Married and confused.
I understand your exasperation at realising after all these years that a Nikahnama for your marriage back in 2003 had not been executed. To relieve you of the confusion, allow me to clarify at the outset that the failure to execute the Nikahnama, after your marriage had been solemnised by the Quazi at your village, does not make your marriage invalid. I shall first explain the procedure for a valid Muslim marriage, and then move on to explain which steps had not been fulfilled in relation to your marriage in 2003. I shall also focus on the appropriate steps that you and your husband can now take in the given scenario.
In Bangladesh, ‘Marriage’ is considered to be the social and legal union between a man and a woman in order to live together. Since law is personal in Bangladesh, the provisions of Muslim law regarding marriage are applied to the Bangladeshi Muslims in relation to the procedures of marriage, and the registration of marriages is governed by the Muslim Marriages and Divorces (Registration) Act-1974. Registration of a Muslim marriage has been made mandatory by S3 of the Act. Non-registration of the marriage causes a doubt on the solemnisation of the marriage itself, but does not make it automatically invalid. S5 of the Act further provides that once solemnized, a marriage shall be registered either immediately, or within 30 days if the marriage is solemnized by someone other than the Quazi.

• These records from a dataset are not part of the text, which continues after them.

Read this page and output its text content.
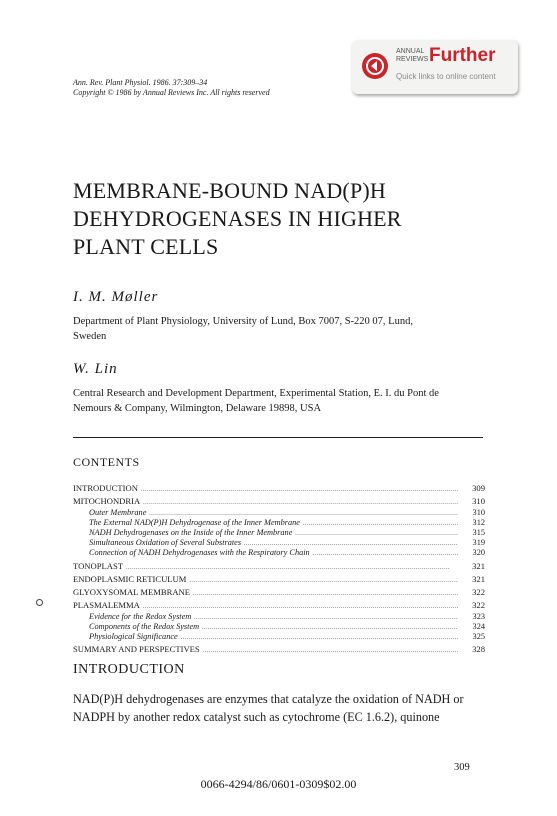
Ann. Rev. Plant Physiol. 1986. 37:309–34
Copyright © 1986 by Annual Reviews Inc. All rights reserved
ANNUAL
REVIEWS Further
Quick links to online content
MEMBRANE-BOUND NAD(P)H
DEHYDROGENASES IN HIGHER
PLANT CELLS
I. M. Møller
Department of Plant Physiology, University of Lund, Box 7007, S-220 07, Lund,
Sweden
W. Lin
Central Research and Development Department, Experimental Station, E. I. du Pont de
Nemours & Company, Wilmington, Delaware 19898, USA
CONTENTS
INTRODUCTION . . .	309
MITOCHONDRIA . . .	310
Outer Membrane . . .	310
The External NAD(P)H Dehydrogenase of the Inner Membrane . . .	312
NADH Dehydrogenases on the Inside of the Inner Membrane . . .	315
Simultaneous Oxidation of Several Substrates . . .	319
Connection of NADH Dehydrogenases with the Respiratory Chain . . .	320
TONOPLAST . . .	321
ENDOPLASMIC RETICULUM . . .	321
GLYOXYSOMAL MEMBRANE . . .	322
PLASMALEMMA . . .	322
Evidence for the Redox System . . .	323
Components of the Redox System . . .	324
Physiological Significance . . .	325
SUMMARY AND PERSPECTIVES . . .	328
INTRODUCTION
NAD(P)H dehydrogenases are enzymes that catalyze the oxidation of NADH or
NADPH by another redox catalyst such as cytochrome (EC 1.6.2), quinone
309
0066-4294/86/0601-0309$02.00
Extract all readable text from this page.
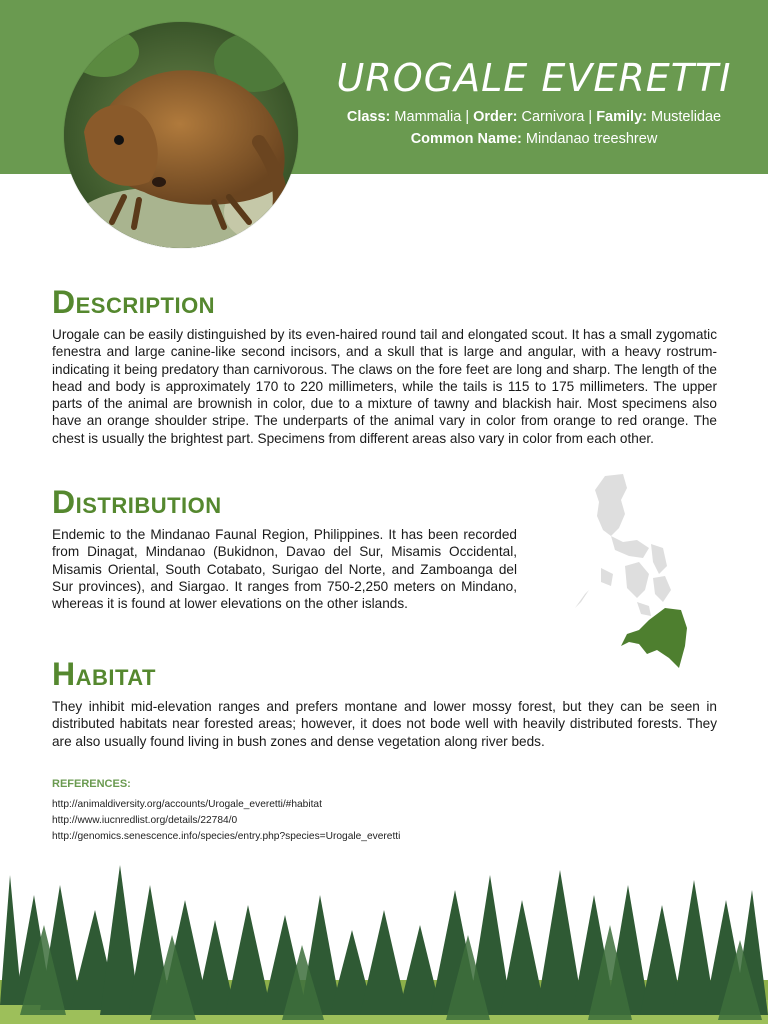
UROGALE EVERETTI
Class: Mammalia | Order: Carnivora | Family: Mustelidae
Common Name: Mindanao treeshrew
DESCRIPTION

Urogale can be easily distinguished by its even-haired round tail and elongated scout. It has a small zygomatic fenestra and large canine-like second incisors, and a skull that is large and angular, with a heavy rostrum-indicating it being predatory than carnivorous. The claws on the fore feet are long and sharp. The length of the head and body is approximately 170 to 220 millimeters, while the tails is 115 to 175 millimeters. The upper parts of the animal are brownish in color, due to a mixture of tawny and blackish hair. Most specimens also have an orange shoulder stripe. The underparts of the animal vary in color from orange to red orange. The chest is usually the brightest part. Specimens from different areas also vary in color from each other.

DISTRIBUTION

Endemic to the Mindanao Faunal Region, Philippines. It has been recorded from Dinagat, Mindanao (Bukidnon, Davao del Sur, Misamis Occidental, Misamis Oriental, South Cotabato, Surigao del Norte, and Zamboanga del Sur provinces), and Siargao. It ranges from 750-2,250 meters on Mindano, whereas it is found at lower elevations on the other islands.

HABITAT

They inhibit mid-elevation ranges and prefers montane and lower mossy forest, but they can be seen in distributed habitats near forested areas; however, it does not bode well with heavily distributed forests. They are also usually found living in bush zones and dense vegetation along river beds.

REFERENCES:

http://animaldiversity.org/accounts/Urogale_everetti/#habitat

http://www.iucnredlist.org/details/22784/0

http://genomics.senescence.info/species/entry.php?species=Urogale_everetti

Fortunately, the only effect of failing to register a marriage is that it amounts to an offence on the part of the person responsible for effecting registration, making him liable to imprisonment of a maximum of 2 years or fine of maximum BDT 3000, or both. There is no other effect stipulated in the Act, and therefore, the way forward for you and your husband shall now be to get your marriage duly registered. The procedure for registration is as follows:
* For the registration to be valid, the Nikah Registrar (i.e the Quazi) who undertakes such registration shall be in possession of a valid license granted by the Government. You shall, therefore, ensure that the Quazi who had solemnised your marriage and who will now register it, has a valid licence.
* The Nikah Registrar shall then fill up the columns of the Register of Marriage and obtain the requisite signatures.
* The place of registration shall be within the jurisdiction of the particular Nikah Registrar who undertakes the registration. As such, you shall ensure that your marriage is registered in the same jurisdiction where it was solemnised.
* On completion of registration of your marriage, the Quazi shall deliver to you and your husband an attested copy of the entry in the register, which shall serve as your Nikahnama.